My attempt: I know what is definition of connected sets, but usually I had applied the definition to subsets of $\mathbb{R}$ but yet i didn't applied it subsets of bigger space $\mathbb{R^3}$. But to start the problem, first I had to find $V$.

Now, $V= span\{(1,1,1),(0,1,1)\}$

$= \{x(1,1,1)+y(0,1,1): x, y ∈\mathbb{R^3}\}$

$=\{(x,x+y,x+y): x,y ∈\mathbb{R}\}$

Now, what will be, $(\mathbb R^3\backslash V)$? it's complement of $V$ in bigger space $\mathbb {R^3}$, beyond my imagination!! Got stuck! From hours, Please help me..

Answer 1

1. $V$ is a plane in $\mathbb{R}^3$. If you would consider $\mathbb{R}^3\setminus V$, then you would have divided $\mathbb{R}^3$ into two halves. However, you have added the origin back, so you have two open, connected sets sharing a point, making the first one a connected space.

For the other three sets $\mathbb{R}^3\setminus V \cup A$ (with $A$ the sets defined in your problem), try to find out if these sets intersect $V$ or not.
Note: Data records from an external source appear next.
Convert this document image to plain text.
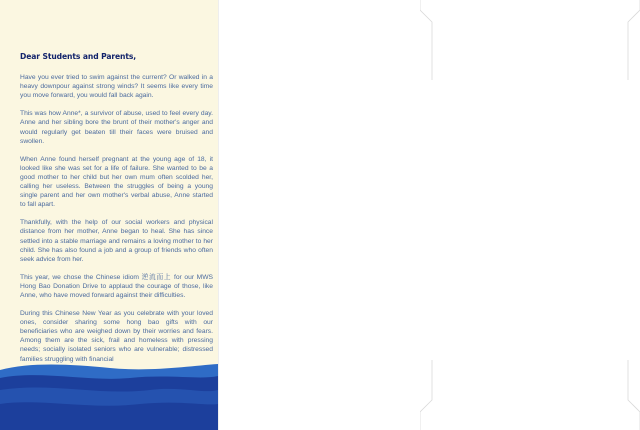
Dear Students and Parents,

Have you ever tried to swim against the current? Or walked in a heavy downpour against strong winds? It seems like every time you move forward, you would fall back again.

This was how Anne*, a survivor of abuse, used to feel every day. Anne and her sibling bore the brunt of their mother's anger and would regularly get beaten till their faces were bruised and swollen.

When Anne found herself pregnant at the young age of 18, it looked like she was set for a life of failure. She wanted to be a good mother to her child but her own mum often scolded her, calling her useless. Between the struggles of being a young single parent and her own mother's verbal abuse, Anne started to fall apart.

Thankfully, with the help of our social workers and physical distance from her mother, Anne began to heal. She has since settled into a stable marriage and remains a loving mother to her child. She has also found a job and a group of friends who often seek advice from her.

This year, we chose the Chinese idiom 逆流而上 for our MWS Hong Bao Donation Drive to applaud the courage of those, like Anne, who have moved forward against their difficulties.

During this Chinese New Year as you celebrate with your loved ones, consider sharing some hong bao gifts with our beneficiaries who are weighed down by their worries and fears. Among them are the sick, frail and homeless with pressing needs; socially isolated seniors who are vulnerable; distressed families struggling with financial
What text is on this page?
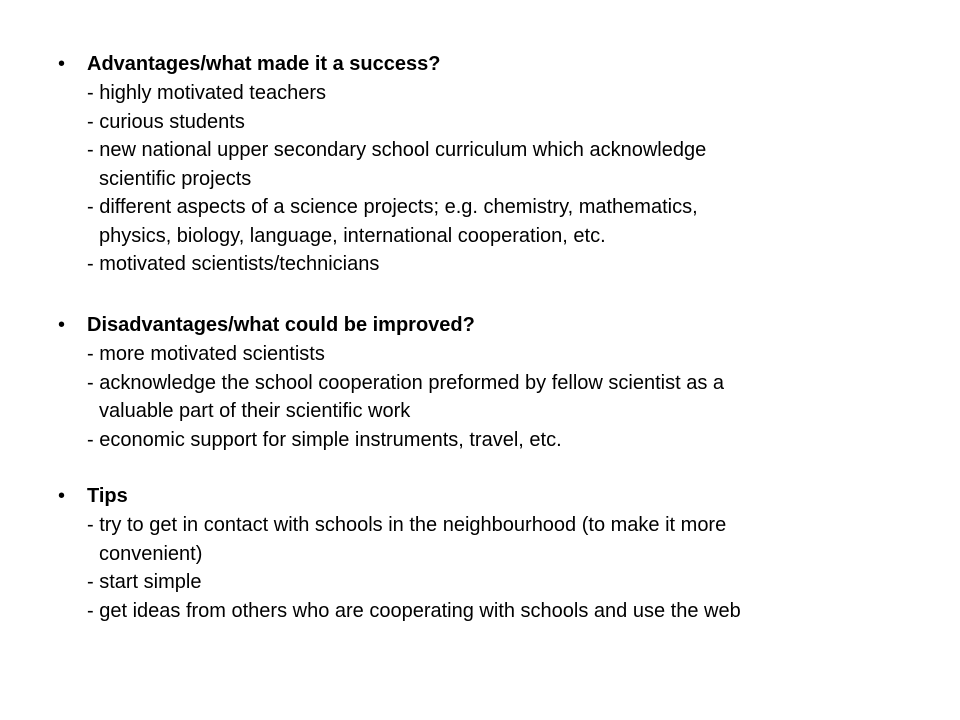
• Advantages/what made it a success?
- highly motivated teachers
- curious students
- new national upper secondary school curriculum which acknowledge
scientific projects
- different aspects of a science projects; e.g. chemistry, mathematics,
physics, biology, language, international cooperation, etc.
- motivated scientists/technicians
• Disadvantages/what could be improved?
- more motivated scientists
- acknowledge the school cooperation preformed by fellow scientist as a
valuable part of their scientific work
- economic support for simple instruments, travel, etc.
• Tips
- try to get in contact with schools in the neighbourhood (to make it more
convenient)
- start simple
- get ideas from others who are cooperating with schools and use the web
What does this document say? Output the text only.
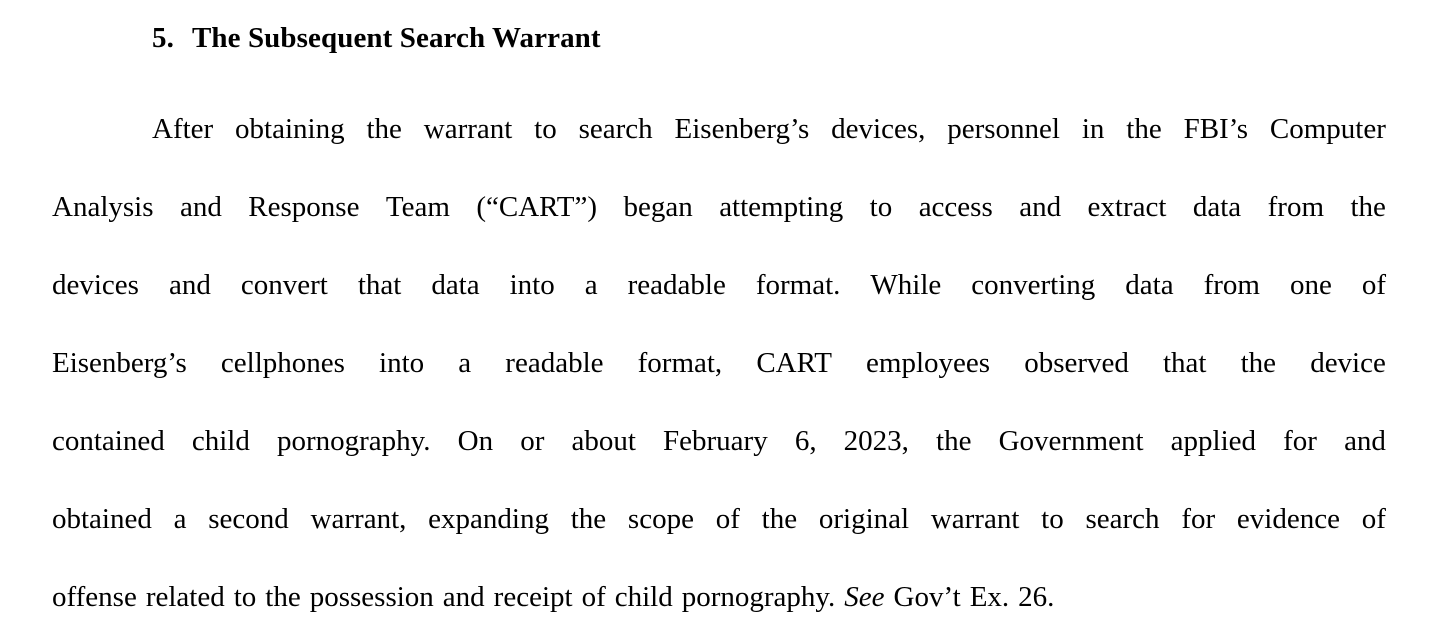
5. The Subsequent Search Warrant
After obtaining the warrant to search Eisenberg’s devices, personnel in the FBI’s Computer
Analysis and Response Team (“CART”) began attempting to access and extract data from the
devices and convert that data into a readable format. While converting data from one of
Eisenberg’s cellphones into a readable format, CART employees observed that the device
contained child pornography. On or about February 6, 2023, the Government applied for and
obtained a second warrant, expanding the scope of the original warrant to search for evidence of
offense related to the possession and receipt of child pornography. See Gov’t Ex. 26.
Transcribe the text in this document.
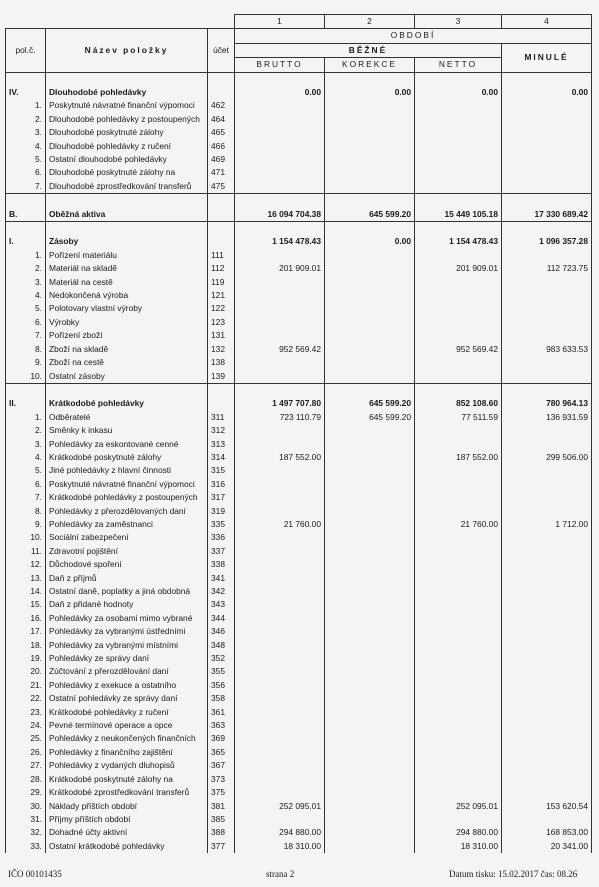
			1	2	3	4
pol.č.	Název položky	účet	OBDOBÍ			
			BĚŽNÉ			MINULÉ
			BRUTTO	KOREKCE	NETTO	

IV.	Dlouhodobé pohledávky		0.00	0.00	0.00	0.00
1.	Poskytnuté návratné finanční výpomoci	462				
2.	Dlouhodobé pohledávky z postoupených	464				
3.	Dlouhodobé poskytnuté zálohy	465				
4.	Dlouhodobé pohledávky z ručení	466				
5.	Ostatní dlouhodobé pohledávky	469				
6.	Dlouhodobé poskytnuté zálohy na	471				
7.	Dlouhodobé zprostředkování transferů	475				

B.	Oběžná aktiva		16 094 704.38	645 599.20	15 449 105.18	17 330 689.42

I.	Zásoby		1 154 478.43	0.00	1 154 478.43	1 096 357.28
1.	Pořízení materiálu	111				
2.	Materiál na skladě	112	201 909.01		201 909.01	112 723.75
3.	Materiál na cestě	119				
4.	Nedokončená výroba	121				
5.	Polotovary vlastní výroby	122				
6.	Výrobky	123				
7.	Pořízení zboží	131				
8.	Zboží na skladě	132	952 569.42		952 569.42	983 633.53
9.	Zboží na cestě	138				
10.	Ostatní zásoby	139				

II.	Krátkodobé pohledávky		1 497 707.80	645 599.20	852 108.60	780 964.13
1.	Odběratelé	311	723 110.79	645 599.20	77 511.59	136 931.59
2.	Směnky k inkasu	312				
3.	Pohledávky za eskontované cenné	313				
4.	Krátkodobé poskytnuté zálohy	314	187 552.00		187 552.00	299 506.00
5.	Jiné pohledávky z hlavní činnosti	315				
6.	Poskytnuté návratné finanční výpomoci	316				
7.	Krátkodobé pohledávky z postoupených	317				
8.	Pohledávky z přerozdělovaných daní	319				
9.	Pohledávky za zaměstnanci	335	21 760.00		21 760.00	1 712.00
10.	Sociální zabezpečení	336				
11.	Zdravotní pojištění	337				
12.	Důchodové spoření	338				
13.	Daň z příjmů	341				
14.	Ostatní daně, poplatky a jiná obdobná	342				
15.	Daň z přidané hodnoty	343				
16.	Pohledávky za osobami mimo vybrané	344				
17.	Pohledávky za vybranými ústředními	346				
18.	Pohledávky za vybranými místními	348				
19.	Pohledávky ze správy daní	352				
20.	Zúčtování z přerozdělování daní	355				
21.	Pohledávky z exekuce a ostatního	356				
22.	Ostatní pohledávky ze správy daní	358				
23.	Krátkodobé pohledávky z ručení	361				
24.	Pevné termínové operace a opce	363				
25.	Pohledávky z neukončených finančních	369				
26.	Pohledávky z finančního zajištění	365				
27.	Pohledávky z vydaných dluhopisů	367				
28.	Krátkodobé poskytnuté zálohy na	373				
29.	Krátkodobé zprostředkování transferů	375				
30.	Náklady příštích období	381	252 095.01		252 095.01	153 620.54
31.	Příjmy příštích období	385				
32.	Dohadné účty aktivní	388	294 880.00		294 880.00	168 853.00
33.	Ostatní krátkodobé pohledávky	377	18 310.00		18 310.00	20 341.00
IČO 00101435	strana 2	Datum tisku: 15.02.2017 čas: 08.26
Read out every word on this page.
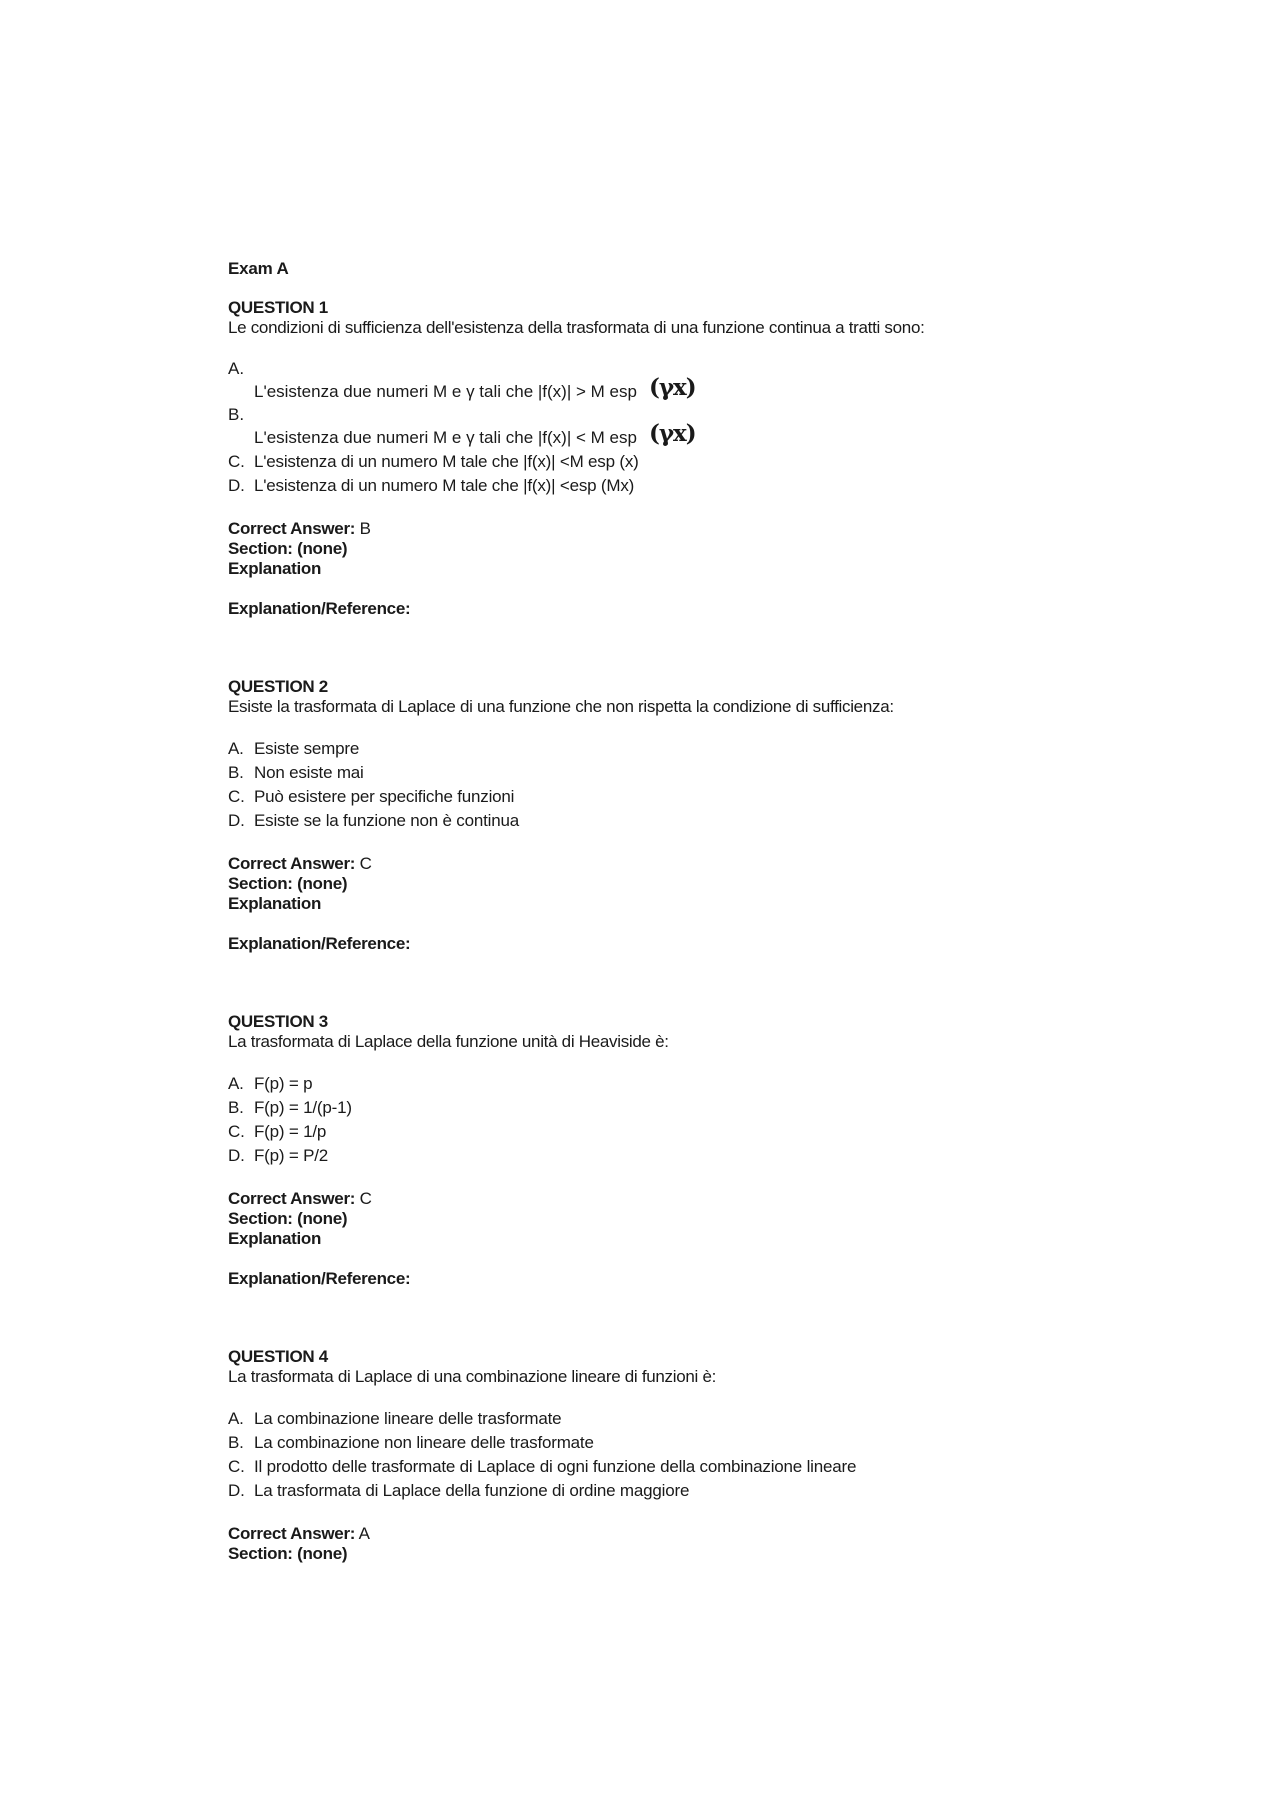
Exam A
QUESTION 1
Le condizioni di sufficienza dell'esistenza della trasformata di una funzione continua a tratti sono:
A.
L'esistenza due numeri M e γ tali che |f(x)| > M esp (γx)
B.
L'esistenza due numeri M e γ tali che |f(x)| < M esp (γx)
C. L'esistenza di un numero M tale che |f(x)| <M esp (x)
D. L'esistenza di un numero M tale che |f(x)| <esp (Mx)
Correct Answer: B
Section: (none)
Explanation
Explanation/Reference:
QUESTION 2
Esiste la trasformata di Laplace di una funzione che non rispetta la condizione di sufficienza:
A. Esiste sempre
B. Non esiste mai
C. Può esistere per specifiche funzioni
D. Esiste se la funzione non è continua
Correct Answer: C
Section: (none)
Explanation
Explanation/Reference:
QUESTION 3
La trasformata di Laplace della funzione unità di Heaviside è:
A. F(p) = p
B. F(p) = 1/(p-1)
C. F(p) = 1/p
D. F(p) = P/2
Correct Answer: C
Section: (none)
Explanation
Explanation/Reference:
QUESTION 4
La trasformata di Laplace di una combinazione lineare di funzioni è:
A. La combinazione lineare delle trasformate
B. La combinazione non lineare delle trasformate
C. Il prodotto delle trasformate di Laplace di ogni funzione della combinazione lineare
D. La trasformata di Laplace della funzione di ordine maggiore
Correct Answer: A
Section: (none)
If they do intersect $V$, the space becomes connected by the same reasoning as in $(1)$. If the sets do not intersect $V$, then you have a disconnected set.

EDIT: your question is exactly the same as the this one, which has been answered apparently.

SECOND EDIT: Consider (for example) $\mathbb{R}^3$ with the $xy$-plane removed, i.e. $\mathbb{R}^3\setminus \{(x,y,0) \vert x,y \in \mathbb{R}\}$. The space you obtain from this operation is $$\{(x,y,z) \vert x,y \in \mathbb{R}, z > 0\} \cup \{(x,y,z) \vert x,y \in \mathbb{R}, z < 0\}$$ both of them being open sets in $\mathbb{R}^3$ (and hence also in $\mathbb{R}^3$ with the $xy$-plane removed), they form a separation of the space (a separation of a space $X$ is a disjoint union of open subset $U,V$). Note that the space $\mathbb{R}^3\setminus V$ is homeomorphic (read "the same") to the space $\mathbb{R}^3$ with the $xy$-plane removed.

You also asked me to do one of the last three. Let me give a 'hint' for $(3)$ and $(4)$: what happens if you set $t = 0$?